Namun suasana mendadak berubah tegang saat petugas hendak membawa pelaku. Apeng disebut melawan dan mendapat bantuan dari keluarga serta sejumlah warga yang tiba-tiba ikut menyerang petugas. Batu beterbangan ke arah aparat. Situasi di lokasi pun pecah dan membuat target utama berhasil melarikan diri.
“Personel mendapat perlawanan dari pelaku, kemudian keluarga dan warga sekitar ikut melakukan pelemparan batu ke arah petugas,” kata Ferry.
Tak tinggal diam, Polda Sumut langsung meminta bantuan personel Brimob BKO dan jajaran Polsek Medan Kota guna mengendalikan situasi sekaligus menyisir lokasi pengejaran.

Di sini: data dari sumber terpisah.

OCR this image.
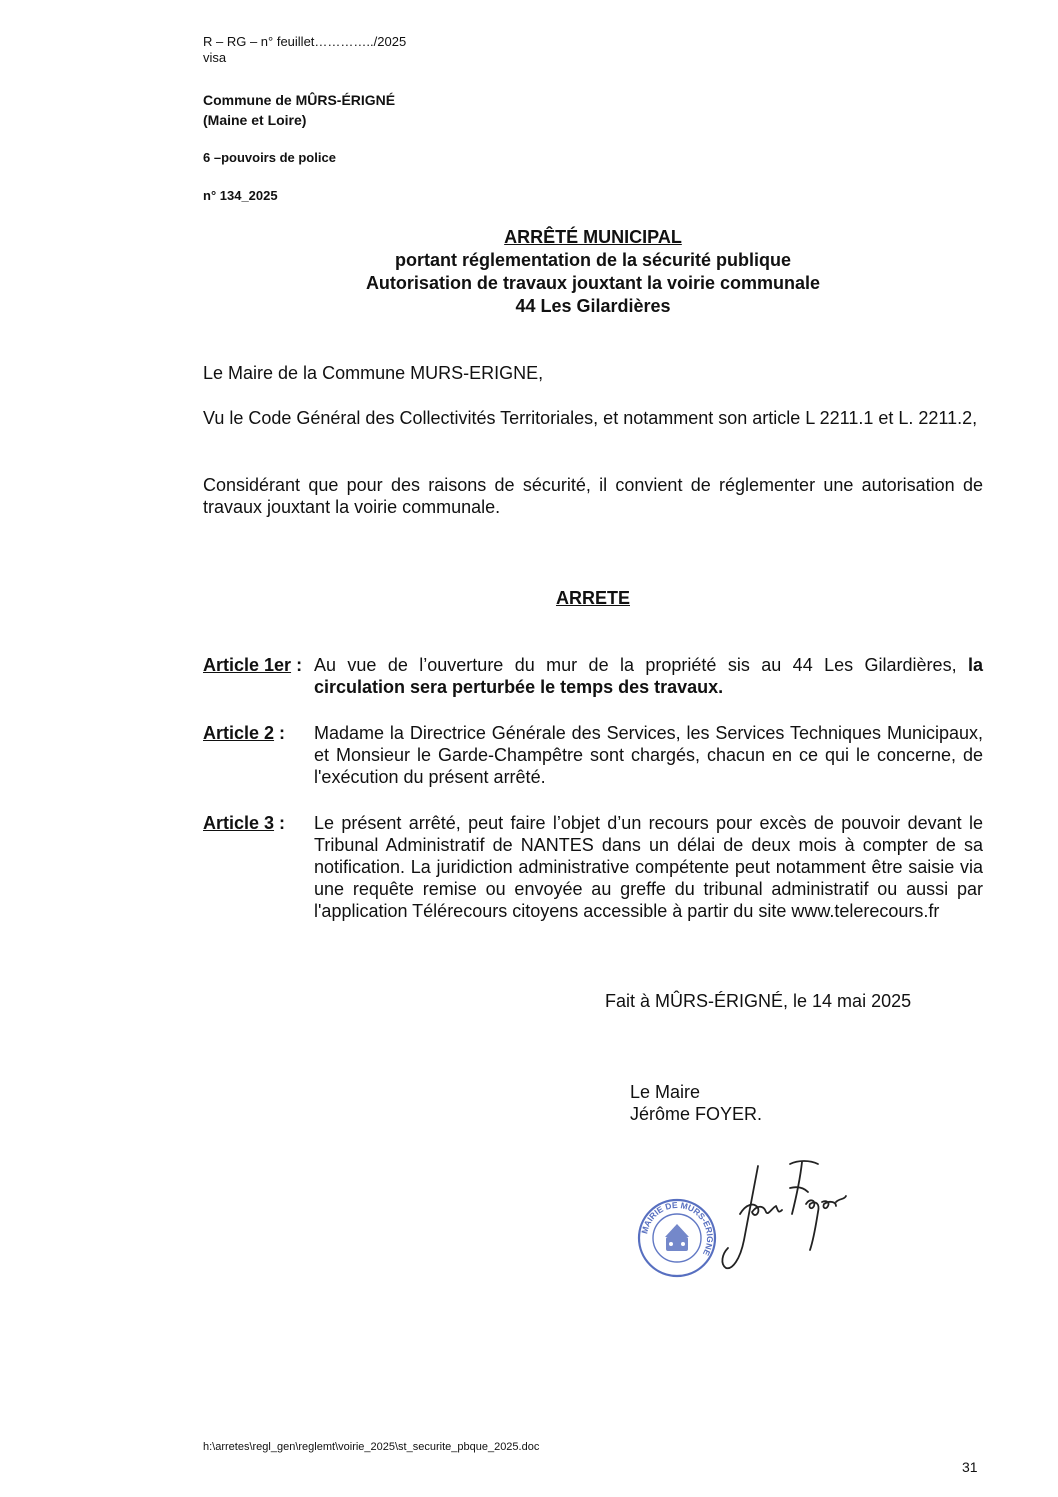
R – RG – n° feuillet…………../2025
visa
Commune de MÛRS-ÉRIGNÉ
(Maine et Loire)
6 –pouvoirs de police
n° 134_2025
ARRÊTÉ MUNICIPAL
portant réglementation de la sécurité publique
Autorisation de travaux jouxtant la voirie communale
44 Les Gilardières
Le Maire de la Commune MURS-ERIGNE,
Vu le Code Général des Collectivités Territoriales, et notamment son article L 2211.1 et L. 2211.2,
Considérant que pour des raisons de sécurité, il convient de réglementer une autorisation de travaux jouxtant la voirie communale.
ARRETE
Article 1er : Au vue de l’ouverture du mur de la propriété sis au 44 Les Gilardières, la circulation sera perturbée le temps des travaux.
Article 2 : Madame la Directrice Générale des Services, les Services Techniques Municipaux, et Monsieur le Garde-Champêtre sont chargés, chacun en ce qui le concerne, de l'exécution du présent arrêté.
Article 3 : Le présent arrêté, peut faire l’objet d’un recours pour excès de pouvoir devant le Tribunal Administratif de NANTES dans un délai de deux mois à compter de sa notification. La juridiction administrative compétente peut notamment être saisie via une requête remise ou envoyée au greffe du tribunal administratif ou aussi par l'application Télérecours citoyens accessible à partir du site www.telerecours.fr
Fait à MÛRS-ÉRIGNÉ, le 14 mai 2025
Le Maire
Jérôme FOYER.
MAIRIE DE MURS-ERIGNE
h:\arretes\regl_gen\reglemt\voirie_2025\st_securite_pbque_2025.doc
31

Dari pengembangan kasus, polisi mengamankan enam orang yang diduga terlibat menghalangi petugas. Mereka masing-masing berinisial MRS, DP, AP, FH, RR dan RZ. Hasil tes urine menunjukkan keenamnya positif amphetamine.
Kini, polisi masih memburu keberadaan Apeng yang kabur di tengah ricuhnya penggerebekan. Sementara pihak-pihak yang diduga menghalangi proses penegakan hukum juga tengah didalami keterlibatannya. (GM)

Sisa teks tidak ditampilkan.